Build Status codecov

What is this?

This repository includes pipelines to transform data from a FHIR server (like HAPI, GCP FHIR store, or even OpenMRS) using the FHIR format into a data warehouse based on Apache Parquet files, or another FHIR server. There is also a query library in Python to make working with FHIR-based data warehouses simpler.

These tools are intended to be generic and eventually work with any FHIR-based data source and data warehouse. Here is the list of main directories with a brief description of their content:

  • pipelines/ *START HERE*: Batch and streaming pipelines to transform data from a FHIR-based source to an analytics-friendly data warehouse or another FHIR store.

  • docker/: Docker configurations for various servers/pipelines.

  • doc/: Documentation for project contributors. See the pipelines README and wiki for usage documentation.

  • utils/: Various artifacts for setting up an initial database, running pipelines, etc.

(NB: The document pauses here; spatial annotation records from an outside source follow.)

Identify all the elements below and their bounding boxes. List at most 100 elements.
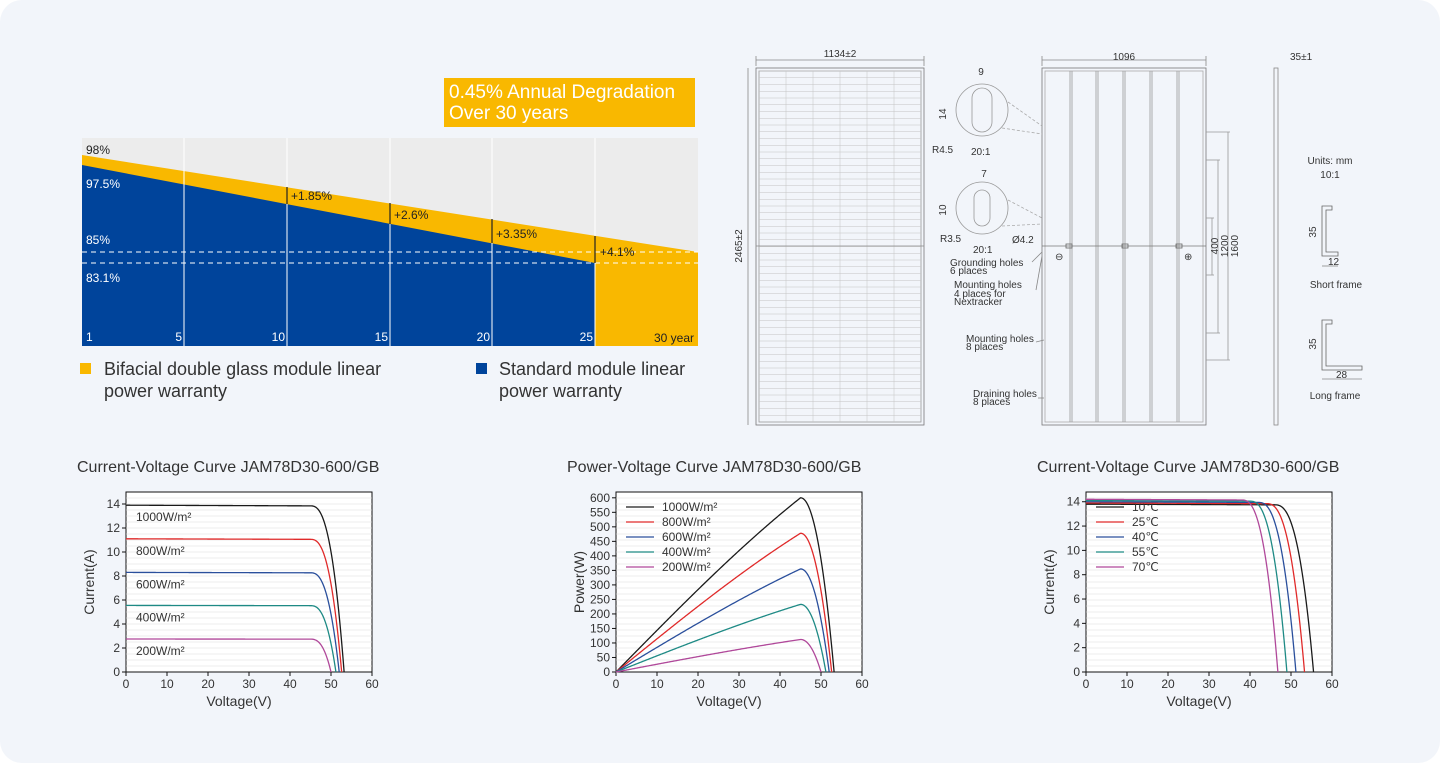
standard-warranty-area — [82, 165, 595, 346]
mount4-line1: Mounting holes — [954, 280, 1022, 291]
y-tick-label: 10 — [1067, 543, 1081, 557]
y-label-98: 98% — [86, 143, 110, 157]
mount8-leader — [1035, 339, 1045, 343]
back-view — [1041, 67, 1207, 426]
long-frame-label: Long frame — [1310, 391, 1361, 402]
y-tick-label: 12 — [107, 521, 121, 535]
x-tick-label: 30 — [732, 677, 746, 691]
y-label-97-5: 97.5% — [86, 177, 120, 191]
detail1-scale: 20:1 — [971, 147, 991, 158]
x-label-30: 30 year — [654, 331, 694, 345]
drain-line1: Draining holes — [973, 389, 1037, 400]
front-width-label: 1134±2 — [824, 49, 857, 60]
series-line — [615, 603, 827, 673]
x-label-10: 10 — [272, 330, 286, 344]
y-tick-label: 2 — [1073, 641, 1080, 655]
dim-1600-label: 1600 — [1230, 234, 1241, 257]
series-line — [1086, 502, 1306, 673]
x-tick-label: 60 — [1325, 677, 1339, 691]
y-tick-label: 550 — [590, 505, 610, 519]
legend-label: 400W/m² — [662, 545, 711, 559]
legend-label: 40℃ — [1132, 530, 1159, 544]
y-tick-label: 8 — [1073, 568, 1080, 582]
banner-line2: Over 30 years — [449, 103, 568, 124]
y-tick-label: 14 — [107, 497, 121, 511]
y-tick-label: 2 — [113, 641, 120, 655]
x-tick-label: 50 — [814, 677, 828, 691]
series-line — [615, 568, 830, 673]
y-tick-label: 4 — [113, 617, 120, 631]
y-tick-label: 100 — [590, 636, 610, 650]
x-label-5: 5 — [175, 330, 182, 344]
short-frame-profile — [1321, 205, 1339, 257]
warranty-chart: 0.45% Annual Degradation Over 30 years 9… — [80, 78, 698, 401]
mount4-line3: Nextracker — [954, 297, 1003, 308]
x-tick-label: 40 — [773, 677, 787, 691]
iv-irradiance-chart: Current-Voltage Curve JAM78D30-600/GB 0 2 4… — [77, 459, 379, 709]
y-axis-label: Current(A) — [81, 549, 97, 614]
chart-title: Current-Voltage Curve JAM78D30-600/GB — [1037, 459, 1339, 476]
side-thickness-label: 35±1 — [1290, 52, 1313, 63]
side-view — [1273, 67, 1279, 426]
pv-irradiance-chart: Power-Voltage Curve JAM78D30-600/GB05010… — [567, 459, 869, 709]
detail2-height: 10 — [938, 204, 949, 216]
legend-label: 70℃ — [1132, 560, 1159, 574]
legend-label: 25℃ — [1132, 515, 1159, 529]
detail2-scale: 20:1 — [973, 245, 993, 256]
series-label: 400W/m² — [136, 610, 185, 624]
series-line — [126, 604, 337, 673]
series-line — [615, 638, 822, 673]
x-tick-label: 40 — [283, 677, 297, 691]
junction-box-2 — [1121, 243, 1129, 249]
plus-terminal: ⊕ — [1184, 252, 1192, 263]
grounding-line2: 6 places — [950, 266, 987, 277]
x-axis-label: Voltage(V) — [206, 693, 271, 709]
short-frame-label: Short frame — [1310, 280, 1363, 291]
x-tick-label: 30 — [242, 677, 256, 691]
long-frame-width: 28 — [1336, 370, 1348, 381]
long-frame-height: 35 — [1308, 338, 1319, 350]
y-tick-label: 14 — [1067, 495, 1081, 509]
legend-label: 800W/m² — [662, 515, 711, 529]
x-tick-label: 40 — [1243, 677, 1257, 691]
legend-label: 55℃ — [1132, 545, 1159, 559]
legend-standard-line2: power warranty — [499, 381, 622, 401]
series-line — [1086, 498, 1279, 673]
dim-400-label: 400 — [1210, 237, 1221, 254]
dim-1200-label: 1200 — [1220, 234, 1231, 257]
x-axis-label: Voltage(V) — [1166, 693, 1231, 709]
x-tick-label: 30 — [1202, 677, 1216, 691]
series-label: 200W/m² — [136, 644, 185, 658]
x-tick-label: 10 — [1120, 677, 1134, 691]
x-tick-label: 60 — [855, 677, 869, 691]
y-label-85: 85% — [86, 233, 110, 247]
series-label: 1000W/m² — [136, 510, 191, 524]
detail2-radius: R3.5 — [940, 234, 962, 245]
detail1-radius: R4.5 — [932, 145, 954, 156]
y-tick-label: 400 — [590, 549, 610, 563]
grounding-line1: Grounding holes — [950, 258, 1023, 269]
y-axis-label: Current(A) — [1041, 549, 1057, 614]
legend-bifacial-swatch — [80, 363, 91, 374]
y-tick-label: 12 — [1067, 519, 1081, 533]
detail1-width: 9 — [978, 67, 984, 78]
short-frame-height: 35 — [1308, 226, 1319, 238]
drain-line2: 8 places — [973, 397, 1010, 408]
back-inner-frame — [1044, 70, 1204, 423]
legend-label: 200W/m² — [662, 560, 711, 574]
mount8-line2: 8 places — [966, 342, 1003, 353]
junction-box-1 — [1065, 243, 1073, 249]
x-tick-label: 50 — [1284, 677, 1298, 691]
y-tick-label: 50 — [597, 650, 611, 664]
x-tick-label: 10 — [160, 677, 174, 691]
legend-bifacial-line2: power warranty — [104, 381, 227, 401]
detail2-leader-top — [1007, 199, 1043, 219]
front-frame — [755, 67, 925, 426]
y-tick-label: 450 — [590, 534, 610, 548]
gain-label-1: +1.85% — [291, 189, 332, 203]
gain-label-3: +3.35% — [496, 227, 537, 241]
y-tick-label: 350 — [590, 563, 610, 577]
x-label-25: 25 — [580, 330, 594, 344]
y-tick-label: 8 — [113, 569, 120, 583]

  • dwh/: Query library for working with distributed FHIR-based data warehouses.

  • bunsen/: A fork of a subset of the Bunsen project which is used to transform FHIR JSON resources to Avro records with SQL-on-FHIR schema.

  • e2e-tests/: Scripts for testing pipelines end-to-end.

NOTE: This was originally started as a collaboration between Google and the OpenMRS community.